External Dynamic Lists
Allows you to define an imported list of IP addresses, URLs, or domain names that you can use in policy rules to block or allow traffic.
URL Category
Allows you to create a custom URL category object to use in a URL Filtering profile to specify exceptions to URL category enforcement, and to create a custom URL category based on multiple URL categories.
Certificates
Centrally manage the certificates you use to secure communication across your network. In one place, set up your certificates, add certificate authorities (Prisma Access includes preloaded certificates for well-known CAs), add OCSP responders, and define certificate checks you want to require. The certificates and settings you set up here can be used throughout your Prisma Access deployment to secure features like decryption, your authentication portal, and the GlobalProtect app.
Profile Groups
Security profiles scan traffic for threats, and a profile group is a collection of each type of profile.

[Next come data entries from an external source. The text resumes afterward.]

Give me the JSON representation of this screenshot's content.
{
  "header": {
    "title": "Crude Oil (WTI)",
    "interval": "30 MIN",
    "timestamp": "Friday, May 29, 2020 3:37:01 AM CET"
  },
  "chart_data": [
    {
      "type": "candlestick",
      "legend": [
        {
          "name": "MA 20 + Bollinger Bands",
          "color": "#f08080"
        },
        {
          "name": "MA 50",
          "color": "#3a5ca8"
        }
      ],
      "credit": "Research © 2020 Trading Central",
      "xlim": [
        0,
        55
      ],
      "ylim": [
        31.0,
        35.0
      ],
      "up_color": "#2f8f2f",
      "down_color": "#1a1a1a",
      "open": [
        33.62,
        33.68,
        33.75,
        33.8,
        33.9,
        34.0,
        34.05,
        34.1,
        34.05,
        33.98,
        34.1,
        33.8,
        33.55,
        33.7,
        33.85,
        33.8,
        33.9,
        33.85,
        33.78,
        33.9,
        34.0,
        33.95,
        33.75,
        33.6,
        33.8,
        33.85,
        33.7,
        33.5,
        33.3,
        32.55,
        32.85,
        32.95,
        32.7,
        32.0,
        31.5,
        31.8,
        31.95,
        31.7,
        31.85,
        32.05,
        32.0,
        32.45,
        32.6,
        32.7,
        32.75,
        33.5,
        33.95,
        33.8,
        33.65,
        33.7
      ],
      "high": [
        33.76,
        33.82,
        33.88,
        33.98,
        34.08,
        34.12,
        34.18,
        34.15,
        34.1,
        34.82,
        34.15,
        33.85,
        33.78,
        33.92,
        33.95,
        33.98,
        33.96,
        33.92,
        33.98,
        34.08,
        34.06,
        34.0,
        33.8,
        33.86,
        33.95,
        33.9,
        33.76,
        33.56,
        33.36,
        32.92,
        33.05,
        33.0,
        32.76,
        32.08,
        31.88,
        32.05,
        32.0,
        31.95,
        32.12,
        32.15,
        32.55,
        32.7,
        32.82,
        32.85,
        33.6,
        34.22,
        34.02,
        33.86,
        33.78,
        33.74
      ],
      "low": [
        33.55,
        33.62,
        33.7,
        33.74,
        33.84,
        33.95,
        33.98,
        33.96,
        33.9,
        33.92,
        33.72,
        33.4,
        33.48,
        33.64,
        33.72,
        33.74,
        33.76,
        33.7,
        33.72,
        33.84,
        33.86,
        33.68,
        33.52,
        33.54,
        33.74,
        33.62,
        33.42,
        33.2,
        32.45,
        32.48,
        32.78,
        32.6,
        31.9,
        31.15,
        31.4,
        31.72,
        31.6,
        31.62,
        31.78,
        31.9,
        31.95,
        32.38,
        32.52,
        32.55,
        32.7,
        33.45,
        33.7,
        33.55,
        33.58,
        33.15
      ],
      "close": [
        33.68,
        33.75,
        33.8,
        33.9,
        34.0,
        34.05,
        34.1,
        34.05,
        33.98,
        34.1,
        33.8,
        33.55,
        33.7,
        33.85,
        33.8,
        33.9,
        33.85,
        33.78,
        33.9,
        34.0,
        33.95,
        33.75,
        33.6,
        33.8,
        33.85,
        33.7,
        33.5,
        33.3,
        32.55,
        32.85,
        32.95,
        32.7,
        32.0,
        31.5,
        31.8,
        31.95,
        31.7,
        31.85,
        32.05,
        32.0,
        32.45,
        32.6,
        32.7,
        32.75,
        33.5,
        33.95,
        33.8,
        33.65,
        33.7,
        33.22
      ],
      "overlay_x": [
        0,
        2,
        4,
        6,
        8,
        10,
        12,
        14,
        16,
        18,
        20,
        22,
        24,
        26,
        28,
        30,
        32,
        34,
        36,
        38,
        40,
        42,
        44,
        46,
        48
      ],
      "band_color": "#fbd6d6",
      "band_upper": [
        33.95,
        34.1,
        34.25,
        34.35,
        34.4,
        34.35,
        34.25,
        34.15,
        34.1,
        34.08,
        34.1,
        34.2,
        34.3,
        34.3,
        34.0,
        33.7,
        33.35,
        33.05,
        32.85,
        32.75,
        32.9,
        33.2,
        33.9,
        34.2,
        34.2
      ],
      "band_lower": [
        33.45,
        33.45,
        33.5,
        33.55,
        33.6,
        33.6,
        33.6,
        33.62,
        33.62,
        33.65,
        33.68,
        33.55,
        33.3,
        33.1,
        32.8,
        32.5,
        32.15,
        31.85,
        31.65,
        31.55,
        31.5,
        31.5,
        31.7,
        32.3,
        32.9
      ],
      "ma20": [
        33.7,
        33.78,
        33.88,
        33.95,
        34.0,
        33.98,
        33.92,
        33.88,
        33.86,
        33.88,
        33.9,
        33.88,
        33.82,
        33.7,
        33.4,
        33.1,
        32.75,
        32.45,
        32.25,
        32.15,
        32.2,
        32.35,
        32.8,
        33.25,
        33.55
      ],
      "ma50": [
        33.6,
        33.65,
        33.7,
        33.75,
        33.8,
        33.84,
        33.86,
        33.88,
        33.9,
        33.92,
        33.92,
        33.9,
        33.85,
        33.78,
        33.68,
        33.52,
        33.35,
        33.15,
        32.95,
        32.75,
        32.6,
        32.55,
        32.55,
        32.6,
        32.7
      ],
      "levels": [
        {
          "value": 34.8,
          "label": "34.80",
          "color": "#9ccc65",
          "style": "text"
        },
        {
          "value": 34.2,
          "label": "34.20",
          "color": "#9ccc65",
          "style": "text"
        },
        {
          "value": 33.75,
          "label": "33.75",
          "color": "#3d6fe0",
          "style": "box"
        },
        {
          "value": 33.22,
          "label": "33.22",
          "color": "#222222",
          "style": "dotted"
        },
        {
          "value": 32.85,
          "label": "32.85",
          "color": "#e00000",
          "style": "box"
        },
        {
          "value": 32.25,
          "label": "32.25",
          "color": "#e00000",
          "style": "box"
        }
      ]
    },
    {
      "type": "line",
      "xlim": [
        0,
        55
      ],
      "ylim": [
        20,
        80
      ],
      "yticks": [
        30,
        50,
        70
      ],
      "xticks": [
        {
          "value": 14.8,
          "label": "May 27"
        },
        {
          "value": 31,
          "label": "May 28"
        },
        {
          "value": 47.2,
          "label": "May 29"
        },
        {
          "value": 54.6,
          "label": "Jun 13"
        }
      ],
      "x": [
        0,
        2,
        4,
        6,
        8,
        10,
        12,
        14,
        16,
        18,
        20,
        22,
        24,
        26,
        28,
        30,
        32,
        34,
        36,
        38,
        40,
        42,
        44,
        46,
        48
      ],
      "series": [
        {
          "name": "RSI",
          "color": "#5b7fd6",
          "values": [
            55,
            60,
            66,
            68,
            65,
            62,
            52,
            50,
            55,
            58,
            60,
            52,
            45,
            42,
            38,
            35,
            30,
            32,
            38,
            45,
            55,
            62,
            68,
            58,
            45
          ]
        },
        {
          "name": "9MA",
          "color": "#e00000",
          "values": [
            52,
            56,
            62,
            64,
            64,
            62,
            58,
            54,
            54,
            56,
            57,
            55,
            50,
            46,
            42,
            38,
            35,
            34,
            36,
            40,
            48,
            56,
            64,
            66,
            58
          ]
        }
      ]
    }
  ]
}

To enable security profile scanning, you must build a profile group, and attach the group to a security rule. Prisma Access provides predefined security profiles that you can use to a build a profile group. The best practice profiles use strict security settings that Palo Alto Networks recommends. Some profile types also include additional rules, besides the best practice rules. You can optionally use these less strict profiles to scan—for example—applications that are not business-critical or that you allow for personal use, while continuing to use the strict best practice rules to enforce your most sensitive enterprise applications. Review all built-in, security profile settings.